Im Januar 1960 legte er sein Pastorat in Montgomery nieder und zog nach Atlanta, Georgia, wo der SCLC seinen Hauptsitz hatte. SCLC versuchte, die rechtlichen Bemühungen der NAACP zum Abbau der Segregation durch die Gerichte zu ergänzen, wobei King und andere SCLC-Führer den Einsatz gewaltfreier direkter Maßnahmen zum Protest gegen Diskriminierung ermutigten. Diese Aktivitäten umfassten Märsche, Demonstrationen und Boykotte. Die gewalttätigen Reaktionen, die direkte Aktionen einiger Weißer hervorriefen, zwangen die Bundesregierung schließlich, sich mit den Problemen der Ungerechtigkeit und des Rassismus im Süden auseinanderzusetzen.

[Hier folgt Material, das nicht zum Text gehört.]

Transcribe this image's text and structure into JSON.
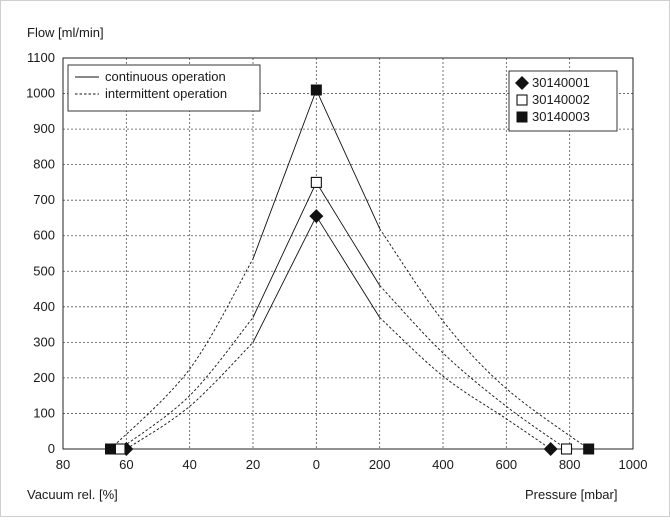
{
  "chart_data": {
    "type": "line",
    "ylabel": "Flow [ml/min]",
    "xlabel_left": "Vacuum rel. [%]",
    "xlabel_right": "Pressure [mbar]",
    "ylim": [
      0,
      1100
    ],
    "yticks": [
      "0",
      "100",
      "200",
      "300",
      "400",
      "500",
      "600",
      "700",
      "800",
      "900",
      "1000",
      "1100"
    ],
    "xticks_vacuum": [
      "80",
      "60",
      "40",
      "20",
      "0"
    ],
    "xticks_pressure": [
      "200",
      "400",
      "600",
      "800",
      "1000"
    ],
    "grid": true,
    "line_styles": [
      {
        "label": "continuous operation",
        "dash": false
      },
      {
        "label": "intermittent operation",
        "dash": true
      }
    ],
    "legend_placement_styles": "top-left",
    "legend_placement_series": "top-right",
    "series": [
      {
        "name": "30140001",
        "marker": "diamond",
        "vacuum_pct_points": [
          [
            60,
            0
          ],
          [
            40,
            120
          ],
          [
            20,
            300
          ],
          [
            0,
            655
          ]
        ],
        "pressure_mbar_points": [
          [
            0,
            655
          ],
          [
            200,
            370
          ],
          [
            400,
            205
          ],
          [
            600,
            85
          ],
          [
            740,
            0
          ]
        ],
        "continuous_vacuum_to_pct": 20,
        "continuous_pressure_to_mbar": 200
      },
      {
        "name": "30140002",
        "marker": "square-open",
        "vacuum_pct_points": [
          [
            62,
            0
          ],
          [
            40,
            150
          ],
          [
            20,
            370
          ],
          [
            0,
            750
          ]
        ],
        "pressure_mbar_points": [
          [
            0,
            750
          ],
          [
            200,
            460
          ],
          [
            400,
            270
          ],
          [
            600,
            120
          ],
          [
            790,
            0
          ]
        ],
        "continuous_vacuum_to_pct": 20,
        "continuous_pressure_to_mbar": 200
      },
      {
        "name": "30140003",
        "marker": "square-filled",
        "vacuum_pct_points": [
          [
            65,
            0
          ],
          [
            40,
            225
          ],
          [
            20,
            535
          ],
          [
            0,
            1010
          ]
        ],
        "pressure_mbar_points": [
          [
            0,
            1010
          ],
          [
            200,
            620
          ],
          [
            400,
            360
          ],
          [
            600,
            170
          ],
          [
            860,
            0
          ]
        ],
        "continuous_vacuum_to_pct": 20,
        "continuous_pressure_to_mbar": 200
      }
    ]
  }
}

Kings Herausforderungen an Segregation und Rassendiskriminierung in den 1950er und 1960er Jahren haben dazu beigetragen, viele weiße Amerikaner davon zu überzeugen, die Sache der Bürgerrechte in den Vereinigten Staaten zu unterstützen.

1963 schrieb er einen „Brief aus dem Gefängnis von Birmingham“ mit der Begründung, es sei seine moralische Verantwortung, ungerechte Gesetze zu missachten, in jedem Jahr, in dem er seine Rede „Ich habe einen Traum“ vor Bürgerrechtsaktivisten im Lincoln Memorial in Washington, DC, gehalten hatte 1964 wurde King als erster schwarzer Amerikaner als Mann des Jahres des Time Magazine ausgezeichnet und gewann auch den Friedensnobelpreis in Oslo, Norwegen. Dr. King nahm die Auszeichnung im Namen der Bürgerrechtsbewegung entgegen und sagte: „Früher oder später müssen alle Menschen auf der Welt einen Weg finden, in Frieden zusammenzuleben und diese anstehende kosmische Elegie in einen kreativen Psalm zu verwandeln der Brüderlichkeit. „. Die Bemühungen des Königs beschränkten sich nicht nur auf die Sicherung der Bürgerrechte. Er sprach sich auch gegen Armut und den Vietnamkrieg aus. In den Jahren 1966 und 1967 richtete King den Schwerpunkt seines Bürgerrechtsaktivismus im ganzen Land zunehmend auf wirtschaftliche Fragen.

Er begann sich für eine Umverteilung des wirtschaftlichen Reichtums der Nation einzusetzen, um die fest verwurzelte schwarze Armut zu überwinden. 1967 begann er mit der Planung einer Kampagne für arme Menschen, um den nationalen Gesetzgeber unter Druck zu setzen, sich mit dem Thema wirtschaftliche Gerechtigkeit zu befassen. Nach seiner Ermordung am 4. April 1968 im Lorraine Motel in Memphis, Tennessee, durch einen Scharfschützen namens James Earl Ray erkannt und zu 99 Jahren Haft verurteilt. Das FBI hatte geglaubt, King habe sich mit Kommunisten und anderen Radikalen zusammengetan, aber King wurde zum Symbol des Protests im Kampf für Rassengerechtigkeit. und schließlich unterzeichnet Präsident Ronald Reagan ein Gesetz, das den Geburtstag von Martin Luther King Jr. 1983 (den 3. Montag jedes neuen Jahres) zum Nationalfeiertag erklärt.

Die gewaltfreie Lehre des Königs wurde stark von den Lehren des indischen Führers Mohandas Gandhi beeinflusst. Im Gegensatz zur großen Mehrheit der Bürgerrechtler, die Gewaltfreiheit als bequeme Taktik angesehen haben. King folgte Gandhis Prinzipien des Pazifismus. Nach Ansicht von King bildeten Bürgerrechtsdemonstranten, die von feindlichen Weißen geschlagen und eingesperrt wurden, ihre Unterdrücker durch den erlösenden Charakter ihres unverdienten Leidens aus und verwandelten sie.

Der SCLC half den Studenten bei der Organisation des Student Nonviolent Coordinating Committee (SNCC) bei einem Treffen an der Shaw University in Raleigh, North Carolina, um die Proteste zu koordinieren. Als direkte Folge der Sit-Ins begannen die Mittagstheken im Süden, Schwarze zu bedienen, und andere öffentliche Einrichtungen wurden abgetrennt.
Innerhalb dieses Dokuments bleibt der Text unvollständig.